I'm in the same boat.Athena was small when I got her but I didn't realize how small till I joined this forum and saw pups at 8 weeks weighing over 15 -20 lbs when she was only 7lbs.She is now 14 months old and weighs a whopping 65 lbs.Every one that knows the breed says she looks fine but I look at some dogs and think she should be bigger.


----------



## kelso (Jan 22, 2007)

Allie is about 3 yrs old and was 60.0 lbs exactly at the vet a few weeks ago. Other times she is closer to 64 or so. I love her size! I think she is about 23/23.5 inches tall.
From about a year ago:










Your girl is gorgeous!


----------



## Liesje (Mar 4, 2007)

My female is 5 years old and is 55lbs. She looks great and is in great condition. My breeder has a female that is also 55lbs and this female is a 12 times HGH and the herding class Siegerin at the BSZS.


----------



## KCandMace (Apr 8, 2008)

I have a "tiny" female too.
She was 45lbs at 8 months. She isn't much more now at 9.5 months. 
When you look at her compared to my boys... EEEK! 
People ask about her all the time. They know the boys are shepherds but looking at her with them... Hmmm Something really looks odd.


----------



## aubie (Dec 22, 2008)

At 9mo Anna was 59lbs, or spot on for the average for her age. To me, she still looks small because I see her everyday and she is and always will be my little girl. Everyone else sees her and I get "wow, that's a big dog!"


----------



## ken k (Apr 3, 2006)

my Heidi is small at 60lbs, compared to Lilah at 80lbs and Max at 95lbs, Heidi is all muscle though,


----------



## onyx'girl (May 18, 2007)

Lilah is up to 80?!!! Be happy for the smaller size, they are more agile. Onyx is over 90 and a moose for a female!


----------



## gsdlove212 (Feb 3, 2006)

Shadow is 10 years old and averages between 70-74 pounds.


----------



## debbiebrown (Apr 13, 2002)

i also have a small female, probably around 58-60 pds. she is very stocky and build stoutly, but on the short side, but don't let that fool ya, she makes up for it with her bossy attitude and extreme drive! and yes, my males tower over her, but again, she has the right attitude! if you are going to do any work with her, herding, agility etc, the smaller dogs seem to be more agile.....

debbie


----------



## amber fletcher05 (Mar 31, 2009)

Thank you everyone for the comments.


----------



## ken k (Apr 3, 2006)

> Originally Posted By: onyx'girlLilah is up to 80?!!! Be happy for the smaller size, they are more agile. Onyx is over 90 and a moose for a female!

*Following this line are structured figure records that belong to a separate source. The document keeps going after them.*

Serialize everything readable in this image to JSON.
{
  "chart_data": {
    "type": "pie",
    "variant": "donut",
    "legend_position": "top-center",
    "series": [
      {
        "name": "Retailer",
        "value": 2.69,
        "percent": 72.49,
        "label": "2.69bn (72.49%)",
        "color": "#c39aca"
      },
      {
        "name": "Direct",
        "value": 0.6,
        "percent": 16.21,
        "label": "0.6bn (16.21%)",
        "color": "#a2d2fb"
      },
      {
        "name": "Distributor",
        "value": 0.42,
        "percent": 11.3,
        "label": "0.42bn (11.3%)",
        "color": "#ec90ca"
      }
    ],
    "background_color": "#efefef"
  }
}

 yes shes at 80lbs and clumsy, where as Heidi the small 60lb female, can catch a rabbit or squirrel easily


----------



## CarLooSHoo (Feb 26, 2009)

My girl is 7 months currently as well and she weighs 56 lbs. I think your girl looks just right


----------



## rokanhaus (Mar 20, 2006)

> Originally Posted By: AmaruqYour girl sounds PERFECT. You need to keep in mind many people own dogs that are not within the standard. Believe it or not the GSD standard for adult females they can weigh 45-65ish pounds.
> 
> Depending on her height she may end up in the upper part of the standard for a female but within the standard.


Exactly..you girl sounds PERFECT!!!!!!!!


----------



## Rei (Oct 10, 2008)

I had a friend who's girl was 55 lbs at 3 years old - she was a beautiful, lithe, graceful girl and she's hoping to get her started in agility soon.


----------